Students need to learn the formal register of English in order to succeed in life, and teaching them actual grammar would seriously help.
xynzee says:
Sorry to go off topic.
@Arslan:
"When I studied a foreign language in high school our teacher, a former professor,(that's an appositive) told us that we needed to learn English grammar first."
For my own knowledge, were you taught English grammar at the same time, or was it just a suggestion? If it was taught at the same time, did other students find benefit in their English skills even if they didn't progress in the foreign language?
My belief is that part of the reason education fails is that everything is taught in specialised compartments that do not interact with anything else. So by getting out of a classroom with a theodolite and then having to reduce the angles for triangulation helped me to *finally* understand sine, cosine and tan. These things become *real* not a theory.
It's the same as understanding what a past imperfect is in English, which then helps to understand verb tenses in a foreign language. This knowledge now becomes usable in the here and now, not some vague time in the future.
Barry says:
c u n d gulag Says:
December 6th, 2011 at 8:30 am
"Well, no wonder he failed – he thought sine and cosine meant you needed two signatures on that form outsourcing his companies jobs to China."

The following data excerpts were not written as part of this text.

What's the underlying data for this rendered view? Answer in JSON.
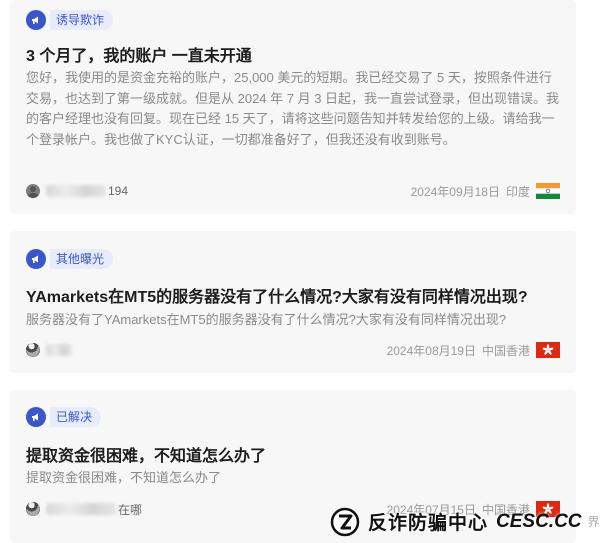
{
  "posts": [
    {
      "tag": "诱导欺诈",
      "title": "3 个月了，我的账户 一直未开通",
      "body": "您好，我使用的是资金充裕的账户，25,000 美元的短期。我已经交易了 5 天，按照条件进行交易，也达到了第一级成就。但是从 2024 年 7 月 3 日起，我一直尝试登录，但出现错误。我的客户经理也没有回复。现在已经 15 天了，请将这些问题告知并转发给您的上级。请给我一个登录帐户。我也做了KYC认证，一切都准备好了，但我还没有收到账号。",
      "author_tail": "194",
      "date": "2024年09月18日",
      "region": "印度",
      "flag_icon": "india-flag-icon"
    },
    {
      "tag": "其他曝光",
      "title": "YAmarkets在MT5的服务器没有了什么情况?大家有没有同样情况出现?",
      "body": "服务器没有了YAmarkets在MT5的服务器没有了什么情况?大家有没有同样情况出现?",
      "author_tail": "",
      "date": "2024年08月19日",
      "region": "中国香港",
      "flag_icon": "hong-kong-flag-icon"
    },
    {
      "tag": "已解决",
      "title": "提取资金很困难，不知道怎么办了",
      "body": "提取资金很困难，不知道怎么办了",
      "author_tail": "在哪",
      "date": "2024年07月15日",
      "region": "中国香港",
      "flag_icon": "hong-kong-flag-icon"
    }
  ],
  "watermark": {
    "cn": "反诈防骗中心",
    "en": "CESC.CC",
    "tail": "界"
  },
  "colors": {
    "accent": "#3a56c8",
    "tag_bg": "#e7ecfb",
    "card_bg": "#f7f7f8"
  }
}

Good one, but he probably meant that same person signs the loan statement as the lender, and again as the lendee. I'm not sure what the term is for the same person signing for the third time as the notary, but I'm sure that that mortgage companies have a term for it (probably 'normal practice').
mclaren says:
Oh, gimme a goddamn break. The basics of American citizenship are simple and everyone needs to know 'em. For example, the three fundamental branches of government in America: everyone knows what they are. The CIA, the DHS, and the NSA.
Jeez. What a bunch of whiners.
Arslan says:
@xynzee
Basically it worked like this: He was teaching us Russian, a language which most English speakers find incredibly difficult due to it's various forms of conjugation and noun declension. The thing is, while it is not apparent, English has many of the same concepts. So he would relate these concepts in Russian to their best equivalents in Russian. I cannot speak for the other students, but I can say that it helped me immensely when I was training to be a teacher, and it has helped me study many other languages including those which are not even in the Indo-European family.
Jared says:
@Arslan
I actually took 2 semesters of Russian in college, and I found that my experience learning Spanish in grades 7-10 were extremely helpful. Honestly, I had some trouble keeping the two separate in my mind. I'd try to say something in one language and kept filling in gaps in my vocabulary with the other.
Jared says:
I vaguely recall reading a (possibly apocryphal) story about a couple who taught their kids several different languages from the start. Not that unusual, but what was weird was that the children wound up using a fast mix of all of them combined that absolutely nobody else could follow or understand. The parents eventually had to lay down the law, just one language at a time, please.